Power is the probability of avoiding a Type II error. The higher the statistical power of a test, the lower the risk of making a Type II error. Power is usually set at 80%. This means that if there are true effects to be found in 100 different studies with 80% power, only 80 out of 100 statistical tests will actually detect them. If we don't ensure sufficient power, our study may not be able to detect a true effect at all. This means that resources like time and money are wasted, and it may even be unethical to collect data from participants.

On the flip side, too much power means our tests are highly sensitive to true effects, including very small ones. This may lead to finding statistically significant results with very little usefulness in the real world. To balance these pros and cons of low versus high statistical power, we should use a **Power Analysis** to set an appropriate level.


# Power Analysis

Power is mainly influenced by sample size, effect size, and significance level. A power analysis can be used to determine the necessary sample size for a study. Having enough statistical power is necessary to draw accurate conclusions about a population using sample data.

Power is affected by several factors, but two main factors are:

- **Overlap:** How much overlap is there between the two distributions we want to identify with our study.
- **Sample Size:** The number of samples we collect from each group.

If we want Power to be 80% and if there is very little overlap, a small sample size will suffice.

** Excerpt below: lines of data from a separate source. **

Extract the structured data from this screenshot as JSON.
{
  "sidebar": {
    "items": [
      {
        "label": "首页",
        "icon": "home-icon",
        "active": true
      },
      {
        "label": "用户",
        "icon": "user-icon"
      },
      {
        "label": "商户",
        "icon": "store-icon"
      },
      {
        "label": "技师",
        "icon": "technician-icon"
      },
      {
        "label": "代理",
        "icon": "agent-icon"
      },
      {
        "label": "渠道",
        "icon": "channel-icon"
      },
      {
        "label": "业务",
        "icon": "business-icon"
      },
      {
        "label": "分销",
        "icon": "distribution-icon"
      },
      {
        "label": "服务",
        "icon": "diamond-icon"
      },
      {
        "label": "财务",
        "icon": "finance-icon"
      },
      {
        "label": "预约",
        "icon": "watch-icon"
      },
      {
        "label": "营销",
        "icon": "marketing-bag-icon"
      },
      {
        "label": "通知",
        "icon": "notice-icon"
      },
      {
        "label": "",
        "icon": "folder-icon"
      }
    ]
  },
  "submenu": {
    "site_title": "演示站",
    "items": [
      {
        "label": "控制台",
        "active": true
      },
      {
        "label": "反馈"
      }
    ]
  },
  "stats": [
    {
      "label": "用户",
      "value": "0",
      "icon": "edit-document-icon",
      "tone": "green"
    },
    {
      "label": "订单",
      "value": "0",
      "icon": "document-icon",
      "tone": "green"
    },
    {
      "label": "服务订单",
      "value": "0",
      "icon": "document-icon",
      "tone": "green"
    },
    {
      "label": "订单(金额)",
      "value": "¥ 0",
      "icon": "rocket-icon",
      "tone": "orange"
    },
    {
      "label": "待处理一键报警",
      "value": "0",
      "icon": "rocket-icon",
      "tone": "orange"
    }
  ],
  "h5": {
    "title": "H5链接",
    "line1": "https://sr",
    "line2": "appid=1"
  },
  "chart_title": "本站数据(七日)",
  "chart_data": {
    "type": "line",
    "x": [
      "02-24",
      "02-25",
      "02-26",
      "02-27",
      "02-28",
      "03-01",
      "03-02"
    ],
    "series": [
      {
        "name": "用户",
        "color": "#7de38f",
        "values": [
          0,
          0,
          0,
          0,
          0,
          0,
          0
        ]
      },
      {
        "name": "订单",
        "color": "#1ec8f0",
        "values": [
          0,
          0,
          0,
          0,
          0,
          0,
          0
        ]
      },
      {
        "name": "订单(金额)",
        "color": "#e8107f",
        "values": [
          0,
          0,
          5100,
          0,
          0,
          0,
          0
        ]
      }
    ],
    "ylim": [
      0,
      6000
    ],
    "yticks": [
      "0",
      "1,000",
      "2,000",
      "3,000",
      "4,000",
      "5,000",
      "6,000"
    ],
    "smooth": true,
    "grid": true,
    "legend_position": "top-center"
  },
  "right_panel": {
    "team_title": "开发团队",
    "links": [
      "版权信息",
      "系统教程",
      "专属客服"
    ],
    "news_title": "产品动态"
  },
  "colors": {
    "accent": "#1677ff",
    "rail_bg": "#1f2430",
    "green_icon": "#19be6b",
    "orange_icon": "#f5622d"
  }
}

However, if the overlap is greater between the two distributions, we need a larger sample size to achieve 80% power.

To understand the relationship between overlap and sample size, we need to realize that when we do a statistical test, we usually compare sample means rather than individual measurements. So let's see what happens when we calculate means with different sample sizes.

- If the sample size is small, there is a lot of variation in estimated means for a distribution, making it hard to be confident that any single estimated mean is a good estimate of the population mean, and there is overlap between the estimated means of the two distributions.
- But if the sample size is large, the estimated means are so close to the population mean that they no longer overlap. This suggests a high probability that we correctly reject the null hypothesis that both samples came from the same distribution. With a large sample size, we can achieve high power. Additionally, the central limit theorem states that these results apply to any type of distribution.

A power analysis consists of four main components. If you know or have estimates for any three of these, you can calculate the fourth component:

- **Statistical Power:** The likelihood that a test will detect an effect of a certain size if there is one, usually set at 80% or higher.
- **Sample Size:** The minimum number of observations needed to observe an effect of a certain size with a given power level.
- **Significance Level (alpha):** The maximum risk of rejecting a true null hypothesis that you are willing to take, usually set at 5%.
- **Expected Effect Size:** The combined effect of standard deviation and means of two distributions due to overlap, captured by Effect size (d). There are many different ways to capture the effect.

Before starting a study, we can use a power analysis to calculate the minimum sample size for a desired power level and significance level, along with an expected effect size. Traditionally, the significance level is set to 5% and the desired power level to 80%. That means we only need to figure out an expected effect size to calculate a sample size from a power analysis.

The `stats.power` module of the statsmodels package in Python contains the required functions for carrying out power analysis for the most commonly used statistical tests such as t-test, normal-based test, F-tests, and Chi-square goodness-of-fit test. Its `solve_power` function takes three of the four components mentioned above as input parameters and calculates the sample size.